De rechtbank stelt allereerst vast dat de vorderingen van [schuldeiser 1] en [schuldeiser 2] een aandeel vormen in de totale schuldenlast van respectievelijk 2,4% en 43,5%.
Een ruime meerderheid van de schuldeisers, namelijk twintig van de tweeëntwintig schuldeisers, is met de aangeboden regeling akkoord gegaan.
De rechtbank stelt ook vast dat het voorstel is getoetst door een deskundige en onafhankelijke partij, te weten de Kredietbank Rotterdam. Voorts is het voorstel naar het oordeel van de rechtbank goed en controleerbaar gedocumenteerd.
De rechtbank is van oordeel dat het voorstel het uiterste is waartoe verzoekster in staat moet worden geacht. Uit het verzoekschrift en het verhandelde ter zitting is gebleken dat verzoekster, naar eigen zeggen, gemiddeld 24 uur per week werkt. Ze werkt dus structureel meer dan de uren die zij heeft op basis van haar arbeidsovereenkomst, te weten 3 uur. Echter, zelfs met 24 uur werk, moet haar inkomen nog aangevuld worden tot bijstandsniveau met een IOAW-uitkering. Verzoekster solliciteert daarnaast vier keer per maand. Gelet op haar gezondheidsproblemen verwachten zowel de beschermingsbewindvoerder als schuldhulpverlening niet dat verzoekster een hogere afloscapaciteit zal genereren. Gelet op het bovenstaande is voldoende aannemelijk geworden dat verzoekster in de komende jaren geen inkomen zal kunnen verwerven dat hoger is dan haar huidige inkomen.

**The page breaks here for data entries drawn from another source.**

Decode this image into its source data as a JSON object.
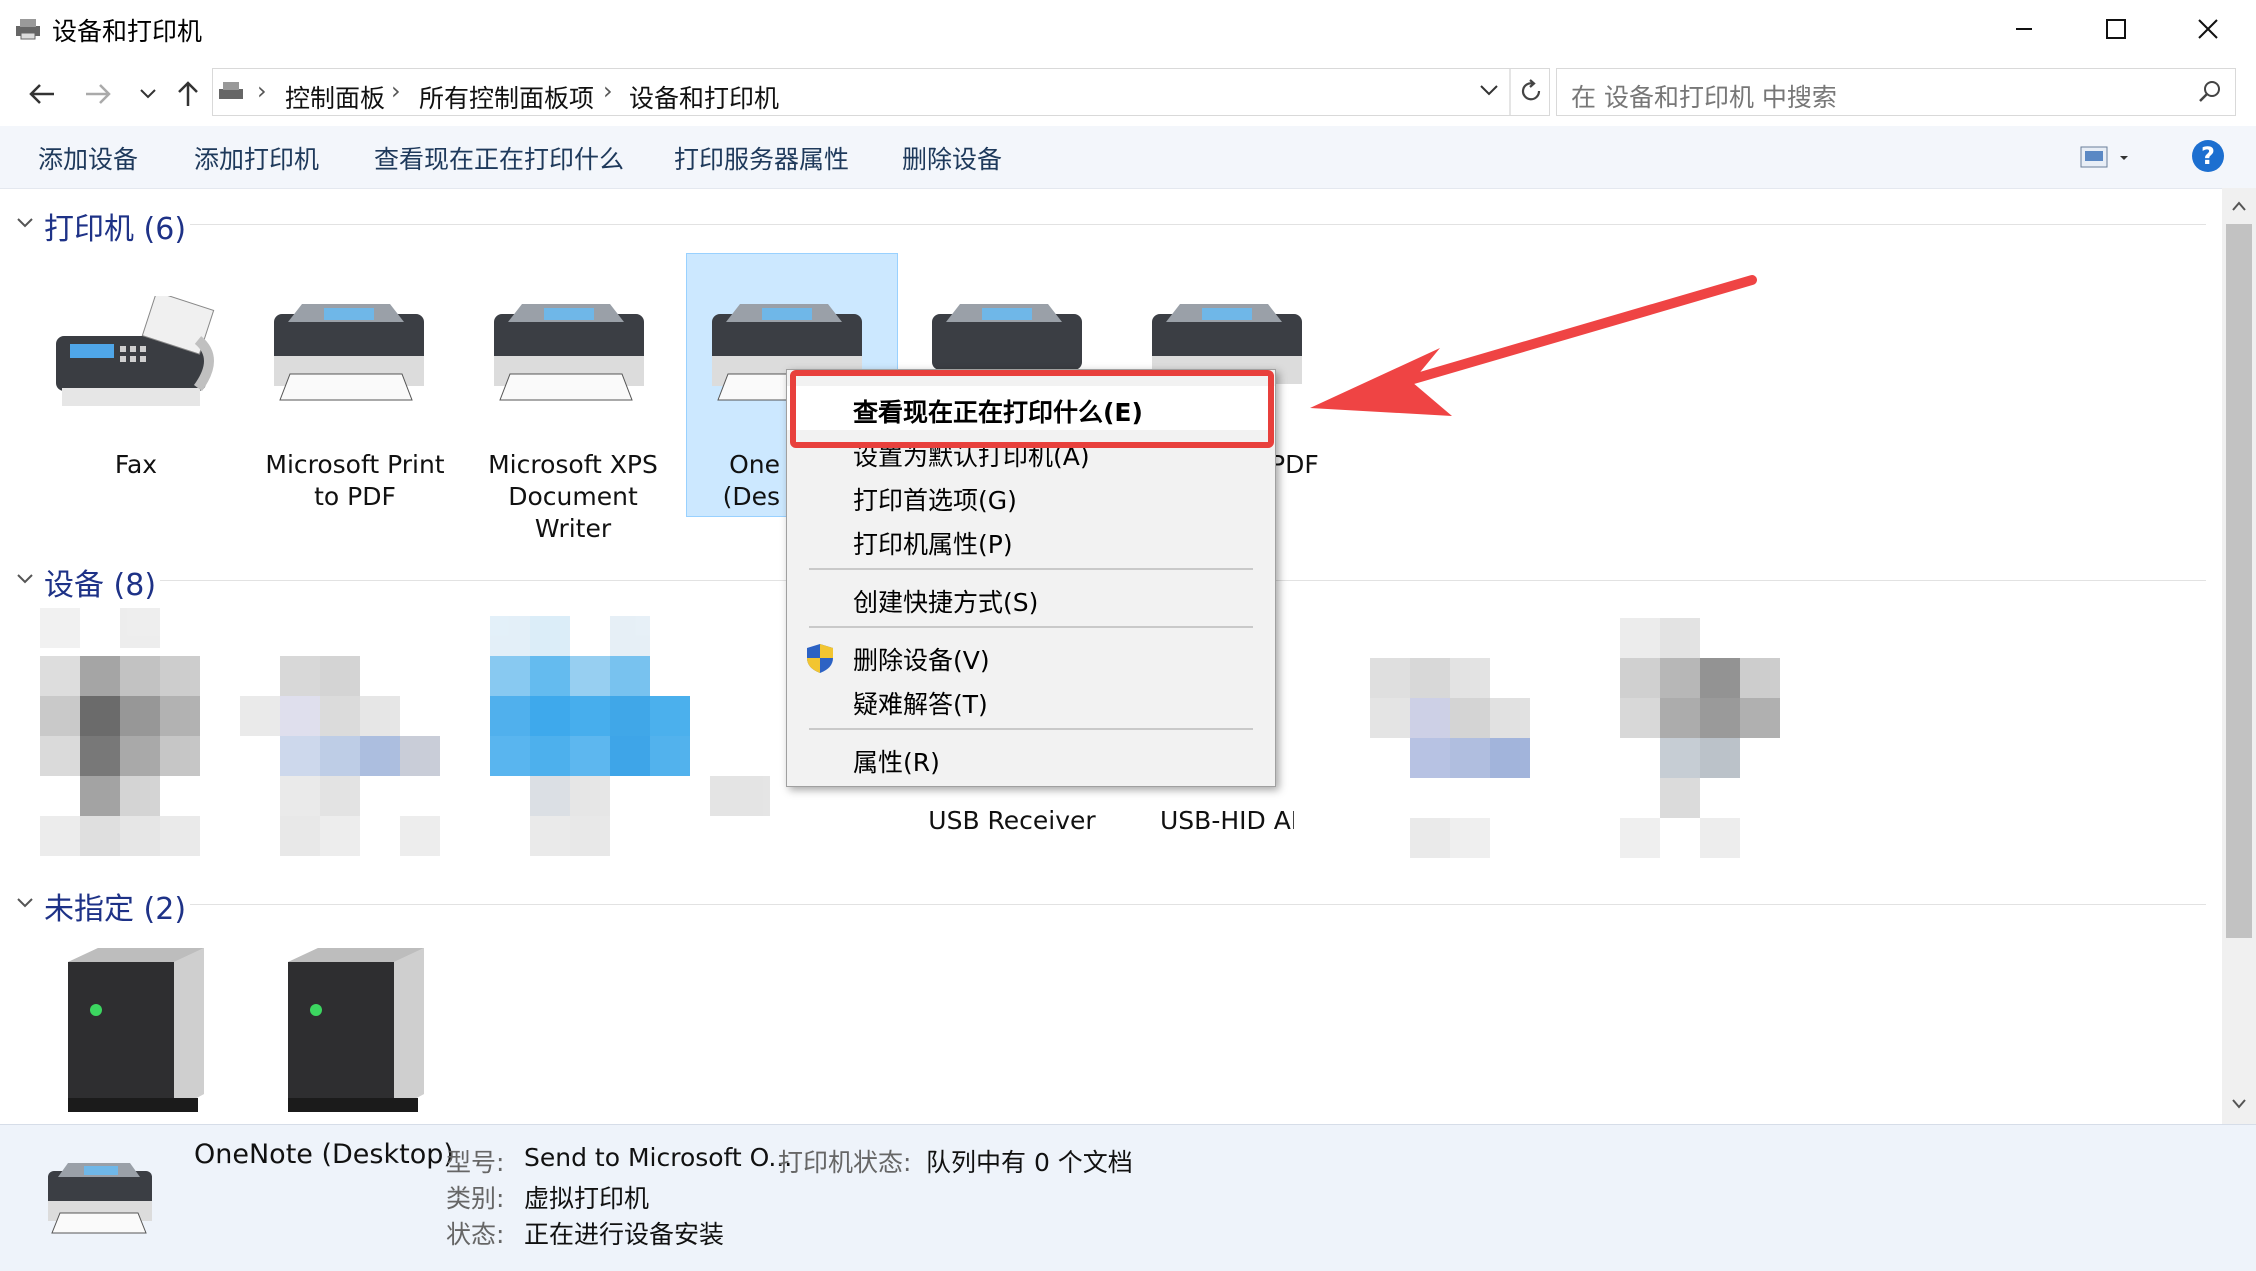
{
  "window": {
    "title": "设备和打印机"
  },
  "address": {
    "crumbs": [
      "控制面板",
      "所有控制面板项",
      "设备和打印机"
    ],
    "search_placeholder": "在 设备和打印机 中搜索"
  },
  "toolbar": {
    "add_device": "添加设备",
    "add_printer": "添加打印机",
    "see_printing": "查看现在正在打印什么",
    "print_server": "打印服务器属性",
    "remove_device": "删除设备",
    "help": "?"
  },
  "groups": {
    "printers": "打印机 (6)",
    "devices": "设备 (8)",
    "unspecified": "未指定 (2)"
  },
  "printers": [
    {
      "line1": "Fax",
      "line2": "",
      "line3": ""
    },
    {
      "line1": "Microsoft Print",
      "line2": "to PDF",
      "line3": ""
    },
    {
      "line1": "Microsoft XPS",
      "line2": "Document",
      "line3": "Writer"
    },
    {
      "line1": "One",
      "line2": "(Des",
      "line3": ""
    },
    {
      "line1": "PDF",
      "line2": "",
      "line3": ""
    }
  ],
  "devices": {
    "usb_receiver": "USB Receiver",
    "usb_hid": "USB-HID AI"
  },
  "context_menu": {
    "see_printing": "查看现在正在打印什么(E)",
    "set_default": "设置为默认打印机(A)",
    "prefs": "打印首选项(G)",
    "printer_props": "打印机属性(P)",
    "shortcut": "创建快捷方式(S)",
    "remove": "删除设备(V)",
    "troubleshoot": "疑难解答(T)",
    "properties": "属性(R)"
  },
  "details": {
    "name": "OneNote (Desktop)",
    "model_label": "型号:",
    "model_value": "Send to Microsoft O...",
    "status_label": "打印机状态:",
    "status_value": "队列中有 0 个文档",
    "category_label": "类别:",
    "category_value": "虚拟打印机",
    "state_label": "状态:",
    "state_value": "正在进行设备安装"
  },
  "colors": {
    "accent": "#1e3287",
    "highlight": "#e8403c",
    "selection": "#cce8ff"
  }
}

Indien geen – gedwongen – schuldregeling tot stand komt, dan zal ook het (subsidiaire) verzoek tot toepassing van de wettelijke schuldsaneringsregeling afgewezen worden. Immers, verzoekster heeft eerder in de wettelijke schuldsaneringsregeling gezeten en kan tot 28 augustus 2025 niet worden toegelaten tot de wettelijke schuldsaneringsregeling in verband met de geldende 10-jaarstermijn. Indien zij voordien vanwege haar schuldenproblematiek failliet wordt verklaard, dan zal er voor de schuldeisers, alleen al gelet op de kosten van een faillissement, veel minder te verdelen zijn.

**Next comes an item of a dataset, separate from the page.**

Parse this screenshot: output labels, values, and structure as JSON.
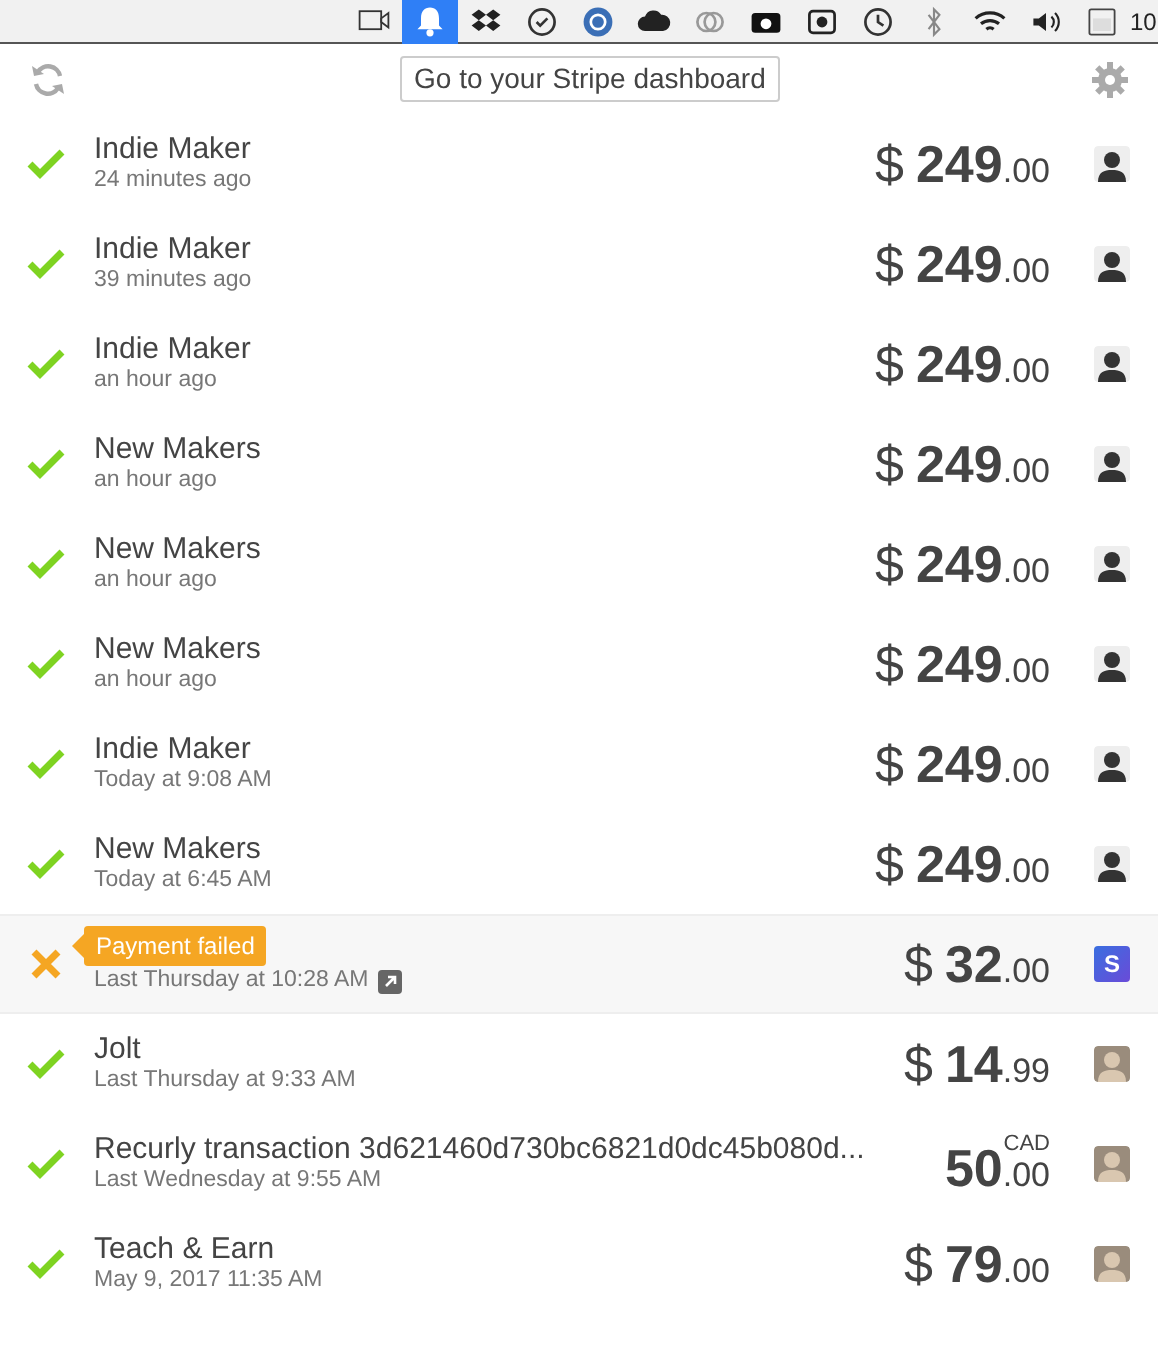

Op grond van het voorgaande komt de rechtbank dan ook tot het oordeel dat de belangen van verzoekster die vanuit een stabiele situatie haar schuldenproblematiek wil oplossen en van de overige schuldeisers die hebben ingestemd met het aanbod, zwaarder wegen dan die van [schuldeiser 1] en [schuldeiser 2], die geweigerd hebben in te stemmen met de schuldregeling.
Het verzoek om [schuldeiser 1] en [schuldeiser 2] te bevelen in te stemmen met de schuldregeling wordt daarom toegewezen.

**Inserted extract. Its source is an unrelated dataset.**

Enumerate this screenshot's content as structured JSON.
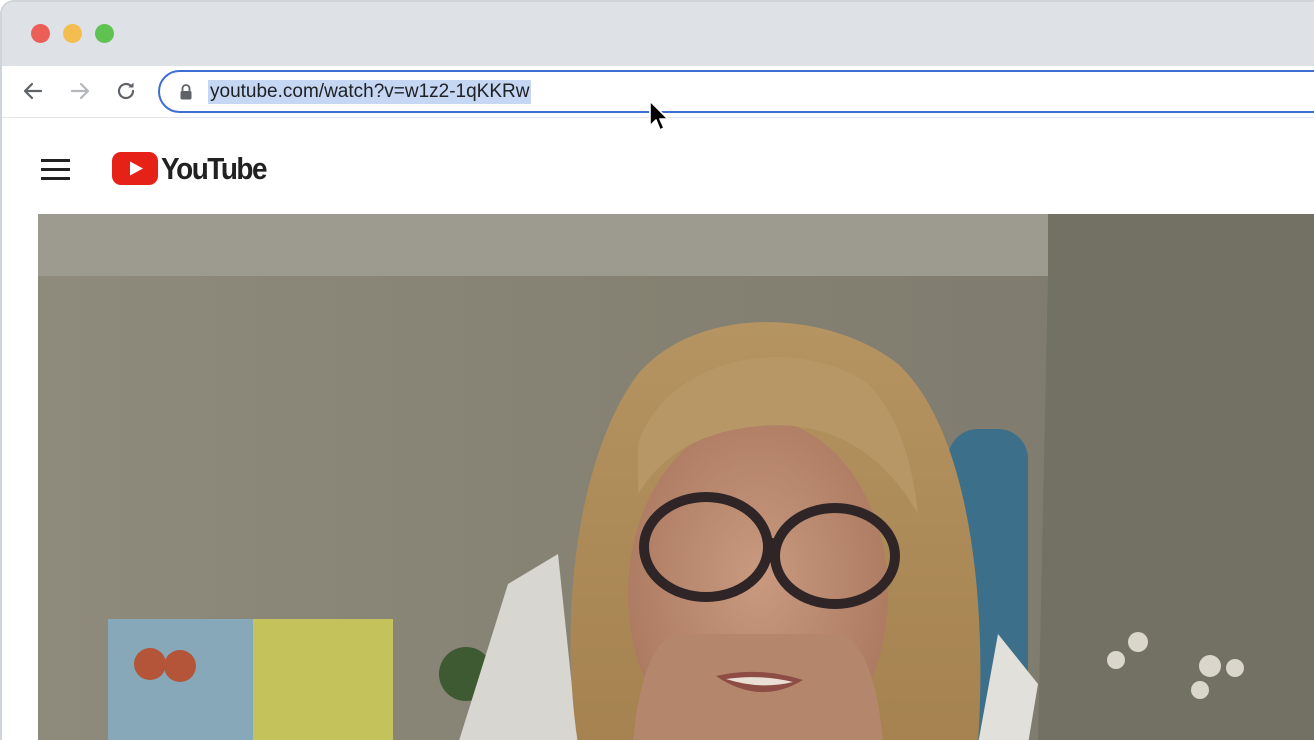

[schuldeiser 1] en [schuldeiser 2] zullen als de in het ongelijk gestelde partijen worden veroordeeld in de kosten van de procedure. Nu voor het onderhavige verzoekschrift geen griffierecht verschuldigd is en verzoekster niet is bijgestaan door een advocaat, worden de kosten begroot op nihil.
De rechtbank stelt vast dat er thans een gedwongen schuldregeling is afgekondigd, die in de plaats komt van de vrijwillige instemming van de schuldeisers. Hieruit volgt dat verzoekster zal kunnen voortgaan met het betalen van haar schulden en dat zij niet verkeert in de toestand dat zij heeft opgehouden te betalen zodat het subsidiaire verzoek tot toepassing van de schuldsaneringsregeling ook om die reden zal worden afgewezen.

5..De beslissing

De rechtbank:
- beveelt [schuldeiser 1] en [schuldeiser 2] om in te stemmen met de door verzoekster aangeboden schuldregeling;
- veroordeelt [schuldeiser 1] en [schuldeiser 2] in de kosten van deze procedure, aan de zijde van verzoekster begroot op nihil;
- bepaalt dat dit vonnis in de plaats treedt van de vrijwillige instemming;
- wijst het verzoek tot toepassing van de schuldsaneringsregeling af;
- verklaart dit vonnis uitvoerbaar bij voorraad.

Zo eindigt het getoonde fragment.